FRIDAY, July 2 (HealthDay News) -- Although awareness of a type 2 diabetes diagnosis may temporarily increase the risk of depressive symptoms, it is unlikely that awareness of the diagnosis will have a lasting effect on depression risk, according to research published in the July issue of Diabetes Care.
In a longitudinal analysis of patients with and without diabetes selected from a prospective study of 151,618 men and women in Finland, Mika Kivimäki, Ph.D., of the University College London, and colleagues evaluated the use of antidepressants in 493 individuals who developed type 2 diabetes and 2,450 matched controls without diabetes for each year during a period of four years before and four years after diagnosis. In addition, the researchers performed a corresponding analysis on 748 individuals who developed cancer and 3,730 matched controls.

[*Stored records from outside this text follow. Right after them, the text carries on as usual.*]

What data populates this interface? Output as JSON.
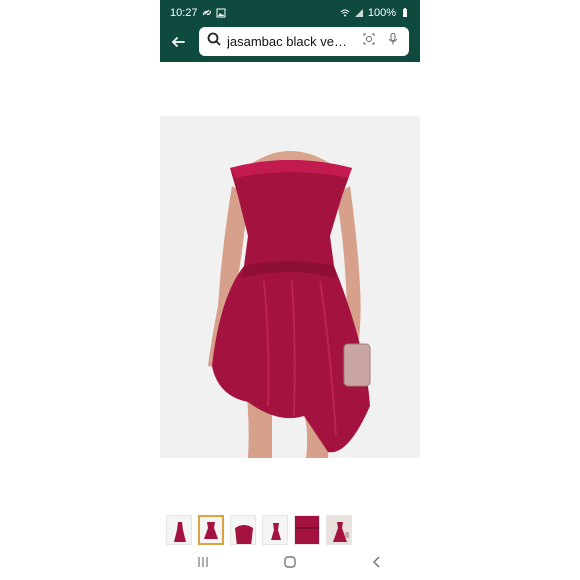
{
  "status_bar": {
    "time": "10:27",
    "battery": "100%",
    "icons": [
      "link-icon",
      "gallery-icon",
      "wifi-icon",
      "signal-icon",
      "battery-icon"
    ]
  },
  "header": {
    "search_text": "jasambac black velv...",
    "icons": [
      "back-arrow-icon",
      "search-icon",
      "camera-lens-icon",
      "microphone-icon"
    ]
  },
  "product": {
    "image_icon": "velvet-dress-photo",
    "thumbnails_count": 6,
    "selected_thumbnail_index": 1
  },
  "colors": {
    "header_bg": "#0f4a3f",
    "dress": "#a4123f",
    "thumb_selected": "#d9a441"
  },
  "nav": {
    "items": [
      "recent-apps-icon",
      "home-icon",
      "back-icon"
    ]
  }
}
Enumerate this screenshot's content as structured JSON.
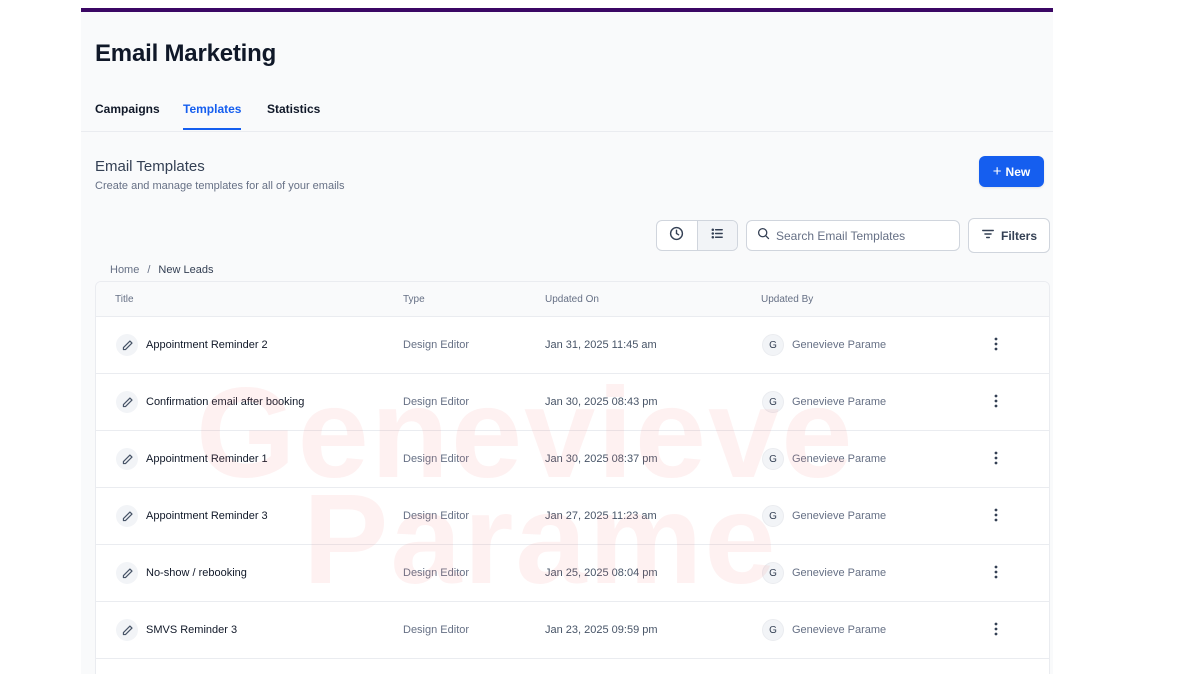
{
  "page": {
    "title": "Email Marketing"
  },
  "tabs": [
    {
      "label": "Campaigns",
      "active": false
    },
    {
      "label": "Templates",
      "active": true
    },
    {
      "label": "Statistics",
      "active": false
    }
  ],
  "section": {
    "title": "Email Templates",
    "subtitle": "Create and manage templates for all of your emails"
  },
  "toolbar": {
    "new_label": "New",
    "search_placeholder": "Search Email Templates",
    "filters_label": "Filters",
    "view_modes": [
      "clock-icon",
      "list-icon"
    ],
    "selected_view": "list"
  },
  "breadcrumb": {
    "home": "Home",
    "separator": "/",
    "current": "New Leads"
  },
  "table": {
    "columns": [
      "Title",
      "Type",
      "Updated On",
      "Updated By"
    ],
    "rows": [
      {
        "title": "Appointment Reminder 2",
        "type": "Design Editor",
        "updated_on": "Jan 31, 2025 11:45 am",
        "avatar": "G",
        "updated_by": "Genevieve Parame"
      },
      {
        "title": "Confirmation email after booking",
        "type": "Design Editor",
        "updated_on": "Jan 30, 2025 08:43 pm",
        "avatar": "G",
        "updated_by": "Genevieve Parame"
      },
      {
        "title": "Appointment Reminder 1",
        "type": "Design Editor",
        "updated_on": "Jan 30, 2025 08:37 pm",
        "avatar": "G",
        "updated_by": "Genevieve Parame"
      },
      {
        "title": "Appointment Reminder 3",
        "type": "Design Editor",
        "updated_on": "Jan 27, 2025 11:23 am",
        "avatar": "G",
        "updated_by": "Genevieve Parame"
      },
      {
        "title": "No-show / rebooking",
        "type": "Design Editor",
        "updated_on": "Jan 25, 2025 08:04 pm",
        "avatar": "G",
        "updated_by": "Genevieve Parame"
      },
      {
        "title": "SMVS Reminder 3",
        "type": "Design Editor",
        "updated_on": "Jan 23, 2025 09:59 pm",
        "avatar": "G",
        "updated_by": "Genevieve Parame"
      }
    ]
  },
  "watermark": {
    "line1": "Genevieve",
    "line2": "Parame"
  },
  "colors": {
    "accent": "#155eef",
    "top_bar": "#3b0764",
    "watermark": "#f87171"
  }
}
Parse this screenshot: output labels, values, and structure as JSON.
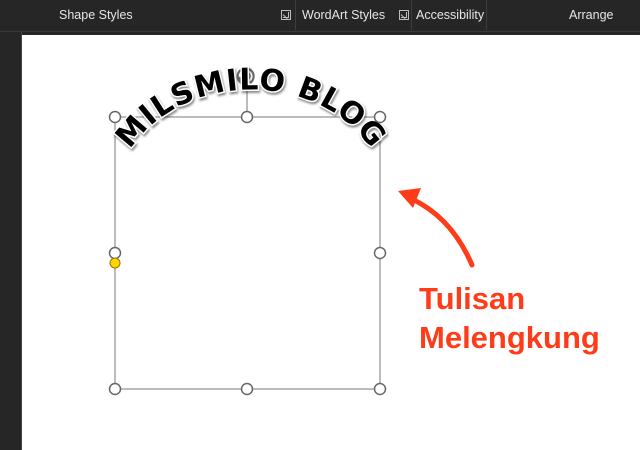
{
  "ribbon": {
    "groups": [
      {
        "label": "Shape Styles",
        "launcher": true
      },
      {
        "label": "WordArt Styles",
        "launcher": true
      },
      {
        "label": "Accessibility",
        "launcher": false
      },
      {
        "label": "Arrange",
        "launcher": false
      }
    ]
  },
  "wordart": {
    "text": "MILSMILO BLOG",
    "effect": "arch-up",
    "fill_color": "#000000",
    "outline_color": "#ffffff"
  },
  "annotation": {
    "line1": "Tulisan",
    "line2": "Melengkung",
    "color": "#ff3c1a",
    "arrow_icon": "curved-arrow-icon"
  },
  "selection": {
    "handle_color": "#ffffff",
    "adjust_handle_color": "#ffd400",
    "rotate_icon": "rotate-icon"
  }
}
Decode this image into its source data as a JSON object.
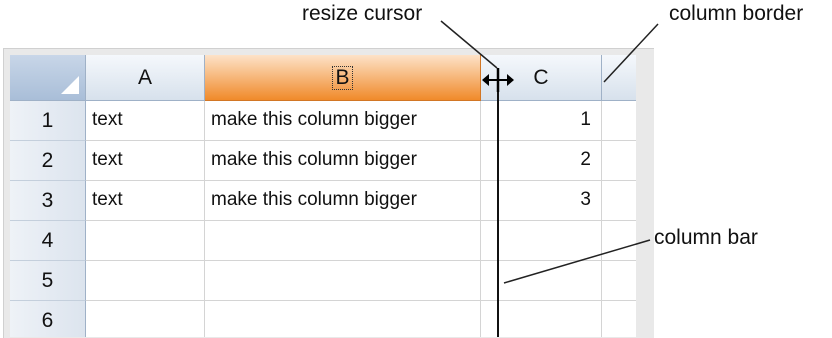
{
  "annotations": {
    "resize_cursor": "resize cursor",
    "column_border": "column border",
    "column_bar": "column bar"
  },
  "columns": [
    {
      "label": "A",
      "selected": false
    },
    {
      "label": "B",
      "selected": true
    },
    {
      "label": "C",
      "selected": false
    }
  ],
  "rows": [
    {
      "header": "1",
      "a": "text",
      "b": "make this column bigger",
      "c": "1"
    },
    {
      "header": "2",
      "a": "text",
      "b": "make this column bigger",
      "c": "2"
    },
    {
      "header": "3",
      "a": "text",
      "b": "make this column bigger",
      "c": "3"
    },
    {
      "header": "4",
      "a": "",
      "b": "",
      "c": ""
    },
    {
      "header": "5",
      "a": "",
      "b": "",
      "c": ""
    },
    {
      "header": "6",
      "a": "",
      "b": "",
      "c": ""
    }
  ],
  "colors": {
    "selected_header": "#f08a2a",
    "header": "#d7e1ec",
    "grid_line": "#d4d4d4"
  }
}
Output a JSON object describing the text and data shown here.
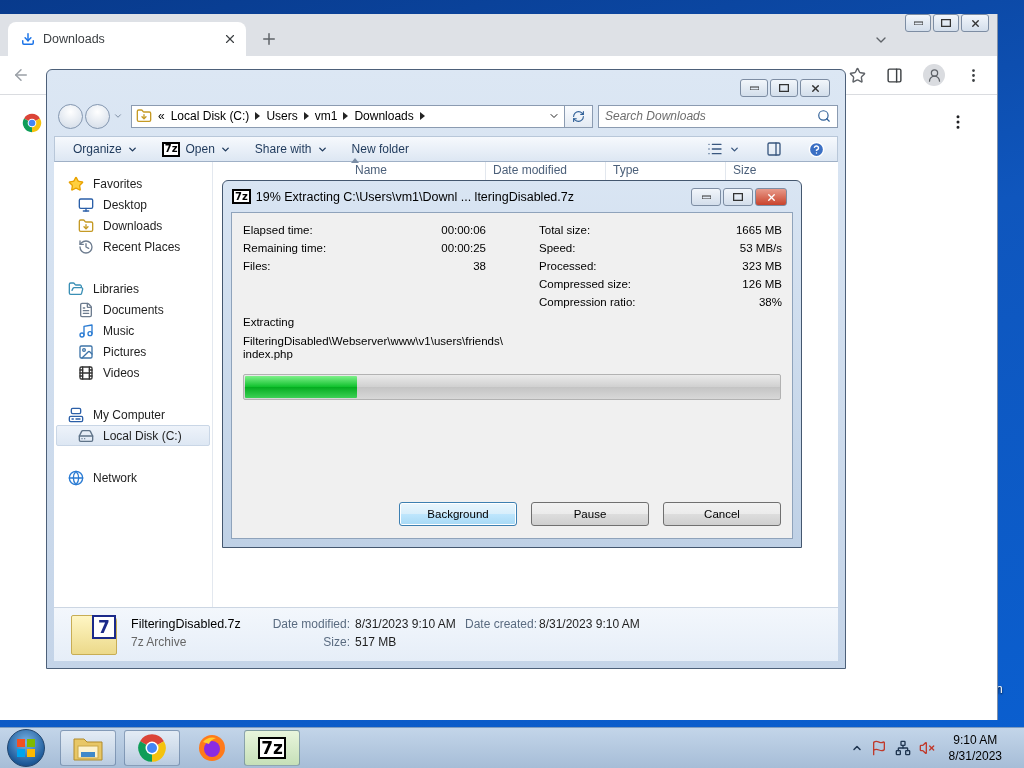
{
  "desktop": {
    "icon_label_fragment": "n"
  },
  "browser": {
    "tabs": [
      {
        "label": "Downloads",
        "selected": true
      }
    ]
  },
  "explorer": {
    "address": {
      "overflow": "«",
      "path": [
        "Local Disk (C:)",
        "Users",
        "vm1",
        "Downloads"
      ]
    },
    "search": {
      "placeholder": "Search Downloads"
    },
    "commands": [
      {
        "label": "Organize",
        "kind": "menu"
      },
      {
        "label": "Open",
        "kind": "app-menu",
        "badge": "7z"
      },
      {
        "label": "Share with",
        "kind": "menu"
      },
      {
        "label": "New folder",
        "kind": "plain"
      }
    ],
    "columns": [
      {
        "label": "Name",
        "sorted": true
      },
      {
        "label": "Date modified",
        "sorted": false
      },
      {
        "label": "Type",
        "sorted": false
      },
      {
        "label": "Size",
        "sorted": false
      }
    ],
    "navigation": [
      {
        "label": "Favorites",
        "kind": "favorites",
        "selected": false,
        "children": [
          {
            "label": "Desktop",
            "kind": "desktop",
            "selected": false
          },
          {
            "label": "Downloads",
            "kind": "downloads",
            "selected": false
          },
          {
            "label": "Recent Places",
            "kind": "recent",
            "selected": false
          }
        ]
      },
      {
        "label": "Libraries",
        "kind": "libraries",
        "selected": false,
        "children": [
          {
            "label": "Documents",
            "kind": "documents",
            "selected": false
          },
          {
            "label": "Music",
            "kind": "music",
            "selected": false
          },
          {
            "label": "Pictures",
            "kind": "pictures",
            "selected": false
          },
          {
            "label": "Videos",
            "kind": "videos",
            "selected": false
          }
        ]
      },
      {
        "label": "My Computer",
        "kind": "computer",
        "selected": false,
        "children": [
          {
            "label": "Local Disk (C:)",
            "kind": "drive",
            "selected": true
          }
        ]
      },
      {
        "label": "Network",
        "kind": "network",
        "selected": false
      }
    ],
    "details": {
      "badge": "7",
      "name": "FilteringDisabled.7z",
      "type": "7z Archive",
      "fields": [
        {
          "label": "Date modified:",
          "value": "8/31/2023 9:10 AM"
        },
        {
          "label": "Date created:",
          "value": "8/31/2023 9:10 AM"
        },
        {
          "label": "Size:",
          "value": "517 MB"
        }
      ]
    }
  },
  "dialog": {
    "badge": "7z",
    "title": "19% Extracting C:\\Users\\vm1\\Downl ... lteringDisabled.7z",
    "stats_left": [
      {
        "label": "Elapsed time:",
        "value": "00:00:06"
      },
      {
        "label": "Remaining time:",
        "value": "00:00:25"
      },
      {
        "label": "Files:",
        "value": "38"
      }
    ],
    "stats_right": [
      {
        "label": "Total size:",
        "value": "1665 MB"
      },
      {
        "label": "Speed:",
        "value": "53 MB/s"
      },
      {
        "label": "Processed:",
        "value": "323 MB"
      },
      {
        "label": "Compressed size:",
        "value": "126 MB"
      },
      {
        "label": "Compression ratio:",
        "value": "38%"
      }
    ],
    "status": "Extracting",
    "current_file": [
      "FilteringDisabled\\Webserver\\www\\v1\\users\\friends\\",
      "index.php"
    ],
    "progress": {
      "level": 0.21
    },
    "buttons": [
      {
        "label": "Background",
        "focused": true
      },
      {
        "label": "Pause",
        "focused": false
      },
      {
        "label": "Cancel",
        "focused": false
      }
    ]
  },
  "taskbar": {
    "items": [
      {
        "kind": "explorer",
        "running": true,
        "active": false
      },
      {
        "kind": "chrome",
        "running": true,
        "active": false
      },
      {
        "kind": "firefox",
        "running": false,
        "active": false
      },
      {
        "kind": "sevenzip",
        "badge": "7z",
        "running": true,
        "active": true
      }
    ],
    "clock": {
      "time": "9:10 AM",
      "date": "8/31/2023"
    }
  }
}
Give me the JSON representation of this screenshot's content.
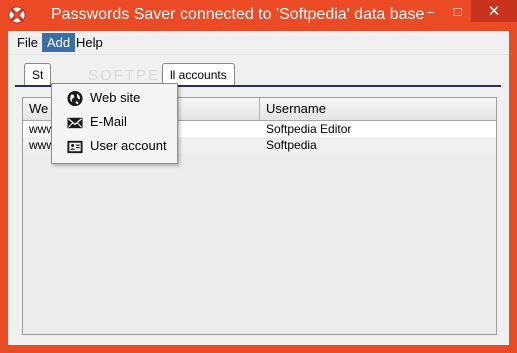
{
  "window": {
    "title": "Passwords Saver connected to 'Softpedia' data base",
    "accent_color": "#ea4a24"
  },
  "title_controls": {
    "minimize": "–",
    "maximize": "□",
    "close": "✕"
  },
  "menubar": {
    "items": [
      {
        "label": "File"
      },
      {
        "label": "Add"
      },
      {
        "label": "Help"
      }
    ]
  },
  "tabs": [
    {
      "label": "St"
    },
    {
      "label": "ll accounts"
    }
  ],
  "table": {
    "columns": [
      {
        "label": "We"
      },
      {
        "label": "Username"
      }
    ],
    "rows": [
      {
        "site": "www.softpedia.com",
        "username": "Softpedia Editor"
      },
      {
        "site": "www.softpedia.com",
        "username": "Softpedia"
      }
    ]
  },
  "add_menu": {
    "items": [
      {
        "label": "Web site",
        "icon": "globe-icon"
      },
      {
        "label": "E-Mail",
        "icon": "envelope-icon"
      },
      {
        "label": "User account",
        "icon": "id-card-icon"
      }
    ]
  },
  "watermark": "SOFTPEDIA"
}
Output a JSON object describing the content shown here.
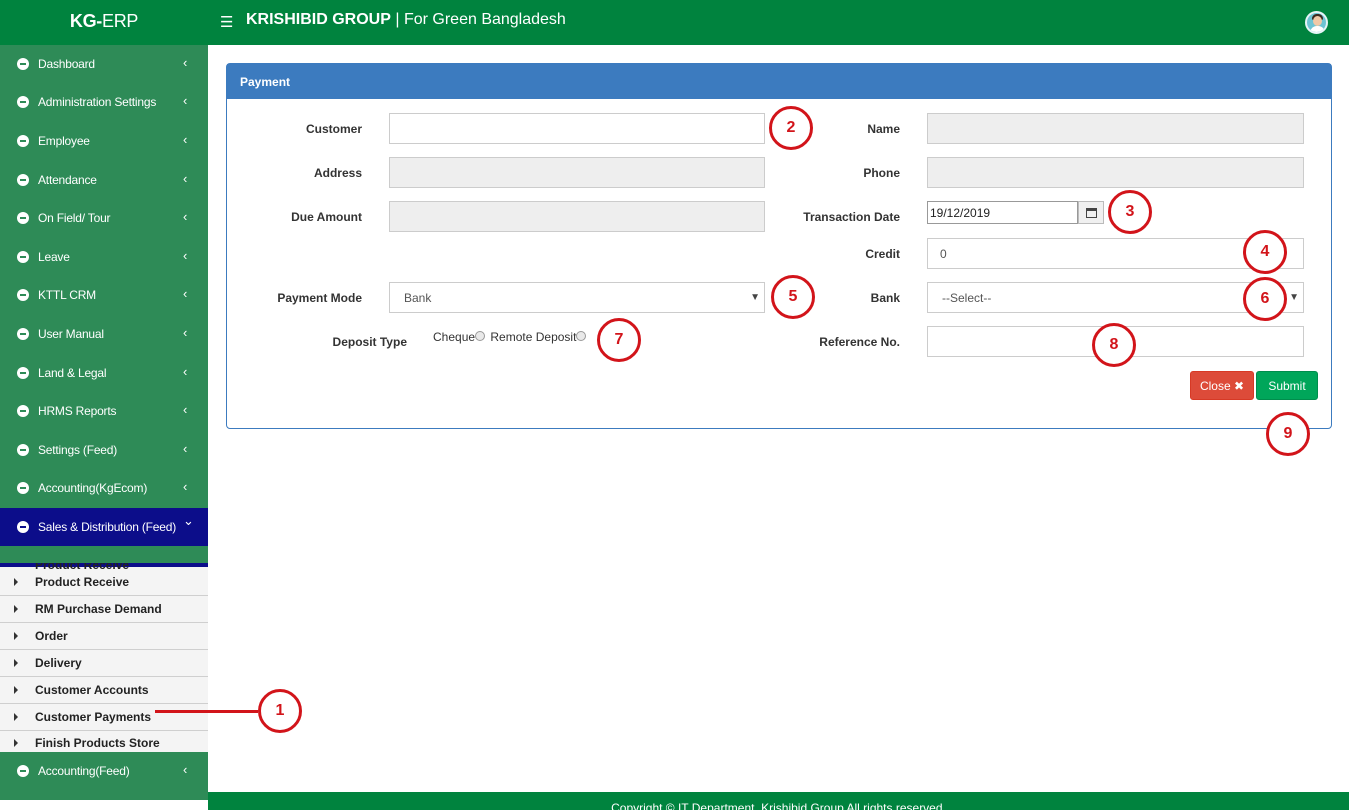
{
  "header": {
    "brand_bold": "KG-",
    "brand_rest": "ERP",
    "company_bold": "KRISHIBID GROUP",
    "company_rest": " | For Green Bangladesh",
    "menu_icon": "hamburger-icon",
    "avatar_icon": "user-avatar-icon"
  },
  "sidebar": {
    "items": [
      {
        "label": "Dashboard"
      },
      {
        "label": "Administration Settings"
      },
      {
        "label": "Employee"
      },
      {
        "label": "Attendance"
      },
      {
        "label": "On Field/ Tour"
      },
      {
        "label": "Leave"
      },
      {
        "label": "KTTL CRM"
      },
      {
        "label": "User Manual"
      },
      {
        "label": "Land & Legal"
      },
      {
        "label": "HRMS Reports"
      },
      {
        "label": "Settings (Feed)"
      },
      {
        "label": "Accounting(KgEcom)"
      },
      {
        "label": "Sales & Distribution (Feed)"
      }
    ],
    "cut_item": "Product Receive",
    "subitems": [
      {
        "label": "Product Receive"
      },
      {
        "label": "RM Purchase Demand"
      },
      {
        "label": "Order"
      },
      {
        "label": "Delivery"
      },
      {
        "label": "Customer Accounts"
      },
      {
        "label": "Customer Payments"
      },
      {
        "label": "Finish Products Store"
      }
    ],
    "last_item": {
      "label": "Accounting(Feed)"
    },
    "chevron_left": "‹",
    "chevron_down": "⌄"
  },
  "panel": {
    "title": "Payment",
    "labels": {
      "customer": "Customer",
      "address": "Address",
      "due_amount": "Due Amount",
      "payment_mode": "Payment Mode",
      "deposit_type": "Deposit Type",
      "name": "Name",
      "phone": "Phone",
      "transaction_date": "Transaction Date",
      "credit": "Credit",
      "bank": "Bank",
      "reference_no": "Reference No."
    },
    "values": {
      "customer": "",
      "address": "",
      "due_amount": "",
      "name": "",
      "phone": "",
      "transaction_date": "19/12/2019",
      "credit": "0",
      "payment_mode": "Bank",
      "bank": "--Select--",
      "reference_no": ""
    },
    "radios": {
      "cheque": "Cheque",
      "remote_deposit": "Remote Deposit"
    },
    "buttons": {
      "close": "Close",
      "close_icon": "✖",
      "submit": "Submit"
    }
  },
  "annotations": [
    "1",
    "2",
    "3",
    "4",
    "5",
    "6",
    "7",
    "8",
    "9"
  ],
  "footer": {
    "text": "Copyright © IT Department, Krishibid Group All rights reserved."
  },
  "colors": {
    "topbar": "#00833e",
    "sidebar": "#2e8b57",
    "active_menu": "#0c0d8a",
    "panel_header": "#3c7bbf",
    "close_button": "#dd4b39",
    "submit_button": "#00a65a",
    "annotation": "#d2141a"
  }
}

The researchers found that the odds ratio (OR) for antidepressant use in those who developed diabetes was two times greater than in individuals without diabetes. While the relative difference in antidepressant use between the cohorts was similar before and after the diabetes diagnosis, there was a temporary peak in antidepressant use during the year of diagnosis (OR, 2.66). In addition, antidepressant use was substantially increased among incident cancer case participants after cancer diagnosis.
"Our findings provide support for the hypothesis that awareness of the diagnosis of type 2 diabetes may temporarily increase the risk of depressive symptoms," the authors write. "However, because antidepressant use was similarly elevated both before and after the diagnosis among diabetes case subjects, it seems likely that awareness of the diagnosis has no lasting effect on depression risk."